Project ECHO Replication in Semi-urban India
- In Mathematics, Science & Technology
- 04:56 PM, Feb 05, 2015
- Dr. Nick Nipan Shroff
Project ECHO Replication in Semi-urban India: Force Multiplication to Improve Care for Chronic Diseases
Project ECHO® (Extension for Community Healthcare Outcomes) is an innovative model of healthcare transformation applicable for semi-urban and underserved urban populations. It uses technology to leverage scarce healthcare resources and has the potential to improve healthcare delivery.
Project ECHO (http://echo.unm.edu/) started in New Mexico, USA in 2003 with the management of Hepatitis C (HCV) but has expanded to address various other health conditions since then. These include diabetes, cardiovascular risk reduction, high-risk pregnancy, HIV/AIDS, chronic pain, and rheumatological conditions.

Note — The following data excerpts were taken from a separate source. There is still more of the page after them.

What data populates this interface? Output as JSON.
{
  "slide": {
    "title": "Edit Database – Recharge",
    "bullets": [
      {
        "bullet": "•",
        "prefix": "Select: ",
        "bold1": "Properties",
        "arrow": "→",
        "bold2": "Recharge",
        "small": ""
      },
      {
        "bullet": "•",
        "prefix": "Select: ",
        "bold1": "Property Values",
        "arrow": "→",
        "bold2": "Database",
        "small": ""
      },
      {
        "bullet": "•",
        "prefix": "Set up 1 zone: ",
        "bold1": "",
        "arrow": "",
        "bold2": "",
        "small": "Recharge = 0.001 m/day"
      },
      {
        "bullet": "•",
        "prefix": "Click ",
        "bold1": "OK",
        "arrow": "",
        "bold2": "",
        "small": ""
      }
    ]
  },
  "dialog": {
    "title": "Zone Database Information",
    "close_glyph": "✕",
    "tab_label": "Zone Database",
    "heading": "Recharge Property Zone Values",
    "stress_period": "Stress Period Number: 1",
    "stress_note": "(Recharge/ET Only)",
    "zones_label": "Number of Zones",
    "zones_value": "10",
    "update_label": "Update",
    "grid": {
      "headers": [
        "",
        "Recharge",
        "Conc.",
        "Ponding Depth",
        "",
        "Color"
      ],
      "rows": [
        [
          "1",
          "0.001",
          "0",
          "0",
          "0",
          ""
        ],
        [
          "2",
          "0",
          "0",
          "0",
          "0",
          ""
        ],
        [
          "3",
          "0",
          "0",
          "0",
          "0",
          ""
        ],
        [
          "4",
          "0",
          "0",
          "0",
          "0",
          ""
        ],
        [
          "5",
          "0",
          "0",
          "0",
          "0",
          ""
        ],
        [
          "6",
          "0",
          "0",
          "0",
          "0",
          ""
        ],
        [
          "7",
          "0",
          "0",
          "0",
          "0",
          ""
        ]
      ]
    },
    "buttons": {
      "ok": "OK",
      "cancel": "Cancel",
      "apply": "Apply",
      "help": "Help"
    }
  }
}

Sanjeev Arora, MD is the founder and director of Project ECHO and has been instrumental in all studies that are part of this innovative health delivery system. ECHO has now been successfully replicated in 29 US states and three countries. ECHO has the developed processes, training curricula, and software resources to support replication initiatives worldwide.
Introduction
The motivation for Project ECHO stems from severe shortages of specialty trained expert physicians in rural areas, as people suffering from complex diseases often have to travel long distances or wait months to get treatment. Given these barriers, such patients are often forced to wait until complications become severe or life threatening.
ECHO utilizes case-based learning, disease management techniques, and technology, using the Internet and videoconferencing. It expands access to care for patients with chronic, complex conditions by improving the capacity of community healthcare providers to optimize management. Specialists help guide rural community providers to apply best practices to manage care. The community providers build their knowledge and expertise in specific conditions and come to serve as expert consultants in their regions. The principal goal of Project ECHO is “force multiplication”--achieving a logarithmic increase in capacity to deliver best practice care for complex diseases.
ECHO in India
The purpose of ECHO-Gujarat is to pilot the successful application of the ECHO model for diabetes and cardiovascular risk reduction. We will thereby demonstrate that the model is effective in enhancing the care for common, complex conditions for the people of India. This will be accomplished by increasing the capacity of primary care clinicians, nurses, and community health care workers in underserved areas to provide best practice care for complex diseases.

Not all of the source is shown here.